Nach der Highschool dachte Carmen inständig, dass es mit den Hänseleien besser wurde, aber da hatte sie sich getäuscht. In der Akademie ging es nahtlos weiter. Genau wegen diesen Leuten, die nichts besseres zu tun hatten, als Andere fertig zu machen und so taten, als wäre es das normalste auf der Welt. Deshalb wollte sie auch Polizistin werden – Eine starke Frau, die Verbrecher einbuchten würde.
Während viele in der Akademie einen großen Bogen um sie gemacht hatten, weil sie nicht dem typischen Kate-Moss Index entsprach, sondern eher die Streberin oder das Mauerblümchen verkörpert hatte, tat Ethan das nicht. Carmen war skeptisch und daher dachte sie anfangs, dass Ethan genauso war wie die anderen – Es passte doch alles zusammen und daher urteilte sie schon über ihn, bevor sie sich eigentlich kennengelernt hatten.
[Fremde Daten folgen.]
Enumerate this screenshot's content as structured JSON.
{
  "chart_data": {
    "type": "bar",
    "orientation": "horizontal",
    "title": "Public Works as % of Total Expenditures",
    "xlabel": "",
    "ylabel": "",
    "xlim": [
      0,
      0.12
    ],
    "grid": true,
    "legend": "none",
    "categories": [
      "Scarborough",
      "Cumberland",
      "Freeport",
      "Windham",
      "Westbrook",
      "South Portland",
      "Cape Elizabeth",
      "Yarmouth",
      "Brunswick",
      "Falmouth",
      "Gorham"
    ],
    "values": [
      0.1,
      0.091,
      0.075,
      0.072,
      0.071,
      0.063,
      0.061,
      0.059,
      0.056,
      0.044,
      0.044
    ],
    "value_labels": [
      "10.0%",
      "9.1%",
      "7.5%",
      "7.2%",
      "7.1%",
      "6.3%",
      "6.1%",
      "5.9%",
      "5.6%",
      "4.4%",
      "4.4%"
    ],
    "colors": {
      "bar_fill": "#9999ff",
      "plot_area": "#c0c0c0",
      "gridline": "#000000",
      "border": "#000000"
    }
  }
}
Er saß bei den Leuten, die die Schwächeren unterdrückt hatten, sie selbst bezeichneten sich als Angesagte und erlaubten sich Dinge, die abstoßend und erniedrigend waren. Ethan besaß einen - vom Vater geschenkten - BMW X3, was bedeutete, dass er aus einer wohlhabenden Familie kam und hatte eine Freundin, eine typische - aus der Highschool freigelassene – Cheerleaderin mit piepsiger Stimme, als würde sie ununterbrochen Helium anstatt Sauerstoff einatmen. Schrecklich und Nerv tötend. Genauso nervig war ihre überhebliche Art und das bezog sich nicht nur auf ihren hochnäsigen Gang, sondern ihrer ganze Person – Ihr Name war Tyra Bates.
Carmen
merkte erst am
17.10.2005, diesen Tag hatte sie fett in ihrem
Tagebuch unterstrichen, wie Ethan Bridgeman wirklich war – sie hatte ihn ja
abgestempelt und deshalb jeden Kontakt zu ihm vermieden. An diesem besagten Tag
hatte sie ihr Mäppchen vergessen, wollte aber unbedingt im Unterricht alles
mitschreiben, um für die bevorstehenden Prüfungen gut vorbereitet zu sein. Da
Ethan direkt hinter ihr saß und ihre nervösen Gesten sehen konnte, tippte er sie
an und reichte ihr einen schwarzen Kugelschreiber – „Ich glaube, dass du den gebrauchen könntest“, sagte er zu ihr und lächelte sie
mit seinen geheimnisvollen grüngrauen Augen an, der in dem Moment so
hypnotisierend war – zumindest fühlte sich das für Carmen so an und wettete,
dass Tyra sich genau in diese Augen verliebt hatte. Sie konnte es nicht lassen,
in ihn anzuschauen und als sie den Kugelschreiber
aus seiner Hand nahm, war es so als hätte er im Gegenzug ihr Herz genommen -
Es war um ihr geschehen. War das Liebe auf den ersten Blick, denn Tag für Tag wuchs ihr Interesse an
den ein
Kopf größeren Ethan, bis sie sich schließlich eingestehen musste, dass sie
Gefühle für ihn hatte.
Doch er war nicht ganz unschuldig. Als Ethan im dritten Monat beschloss sich im Unterricht neben Carmen zu setzen, war es der Beginn einer langjährigen Freundschaft die bis heute anhielt und darüber hinaus zu einer ernsthaften Beziehung entwickelt hatte. Doch vorher waren es erst kleine – die für die Lehrer gehasste – Gespräche während dem Unterricht, die sich dann zu gemeinsamen Prüfungsvorbereitungen und Mittagspausen entwickelt hatten.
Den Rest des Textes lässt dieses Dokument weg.